The sisters have argued that they are apolitical and that the association is based on a shared dedication to free speech, but engaging with a known neo-Nazi (and defending that engagement when their audience expressed their dismay) feels both tone-deaf and unfathomable to me on a personal and political level. I have Jewish friends whom I absolutely adore and I cannot stomach racism at any level, so the ‘free speech’ argument is just…I can’t. I can’t imagine aligning myself with a white supremacist or backing anyone who chooses to. Even outside of this hellish and hate-ridden powder keg of a political climate, Posobiec’s views have no place in society, period. Even if those views are plagiarized from other hatemongers. It’s not enough to merely ban him from Bumble. The paradox of tolerance plays a critical role in any discussion regarding free speech, a principle that I think is amply illustrated by the current sociopolitical state of affairs.
So…yeah. The months since the Soskas’ Twittergate moment have been a bit of a complicated mourning period for me.
Sorry, what was the question? Ah, yes. The Brad character.
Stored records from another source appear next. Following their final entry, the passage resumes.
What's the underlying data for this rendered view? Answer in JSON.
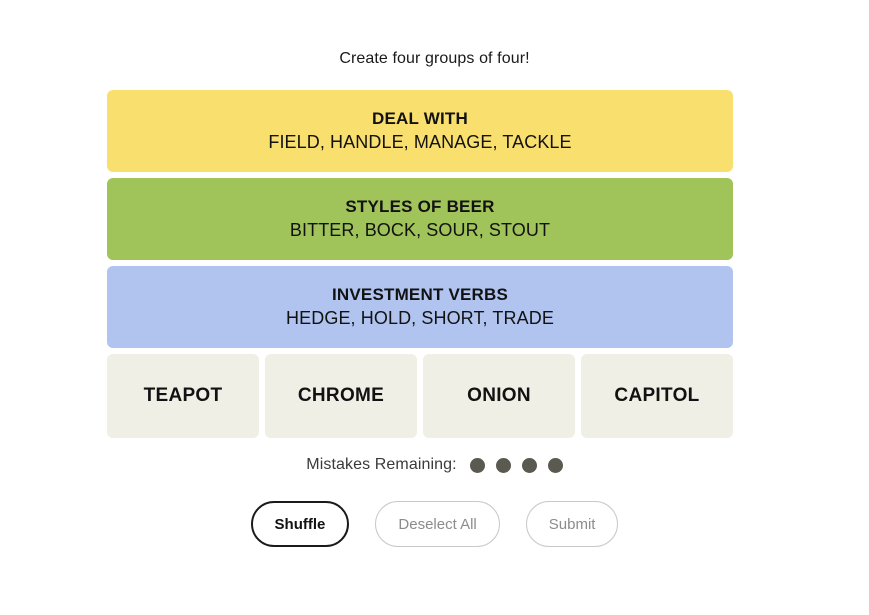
{
  "instruction": "Create four groups of four!",
  "colors": {
    "yellow": "#f9df6d",
    "green": "#a0c35a",
    "blue": "#b0c4ef",
    "tile": "#efefe6",
    "dot": "#5a5a51",
    "disabled_text": "#8c8c8c",
    "disabled_border": "#c8c8c8",
    "active_border": "#1a1a1a",
    "background": "#ffffff"
  },
  "solved_groups": [
    {
      "title": "DEAL WITH",
      "members": "FIELD, HANDLE, MANAGE, TACKLE",
      "color": "#f9df6d",
      "color_name": "yellow"
    },
    {
      "title": "STYLES OF BEER",
      "members": "BITTER, BOCK, SOUR, STOUT",
      "color": "#a0c35a",
      "color_name": "green"
    },
    {
      "title": "INVESTMENT VERBS",
      "members": "HEDGE, HOLD, SHORT, TRADE",
      "color": "#b0c4ef",
      "color_name": "blue"
    }
  ],
  "tiles": [
    {
      "word": "TEAPOT"
    },
    {
      "word": "CHROME"
    },
    {
      "word": "ONION"
    },
    {
      "word": "CAPITOL"
    }
  ],
  "mistakes": {
    "label": "Mistakes Remaining:",
    "remaining": 4,
    "dots": [
      1,
      2,
      3,
      4
    ]
  },
  "buttons": {
    "shuffle": {
      "label": "Shuffle",
      "enabled": true
    },
    "deselect_all": {
      "label": "Deselect All",
      "enabled": false
    },
    "submit": {
      "label": "Submit",
      "enabled": false
    }
  }
}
I thought his dual motivations were an interesting choice, and I believed in both his professional ambitions and the chemistry between Hollingsworth and Vandervoort. His duplicity, while perhaps well-meaning overall, did add an interesting wrinkle to the plot, but I don’t really understand why Dr. Burroughs would trust him with the information about Rose’s condition – clearly, he knew about Brad’s desire to become a journalist (referenced during the climax), which makes the disclosure even more baffling. Why risk having his secret medical experiments and their potential consequences become public record? What could Burroughs have to gain from this? I enjoyed Brad as a character, as well as his push/pull dynamic with Rose, but this element of the plot was a stretch.
Regarding the Canadian-ness of the cast, I think it is well-established that my love for maple syrup horror is matched only by yours (and Paul Corupe’s), so I don’t think I need to answer that.
My overall score for the film is probably 4.5 or maybe 5/10, as I did enjoy the way that it looked and the feminist update to the subject matter. There is a cat-calling scene at the midpoint that is particularly effective in realistically demonstrating the perils of living while female, particularly as a WOC. I really hope that we continue to see a rise in female genre creators who are able to capture particularly gendered nuances and tell these types of stories. We are in dire need of more inspirational figures, the more diverse the better.
I agree. Perhaps in the future we can hope that the Twisted Twins will realize how detrimental their association with Posobiec is and publicly denounce him, but for now, it’s nearly impossible to be on their side since they are on the wrong side of history. As a film, Rabid complements the Soska sisters’ prior themes, but for my money, it pales in comparison to a film like American Mary, which tackles many of the same themes and preoccupations, but does so in a more satisfying and less convoluted fashion. Alas this is messy and unformed; Rabid really needed another few drafts at the script level to strengthen its overall vision. I give it a 4/10.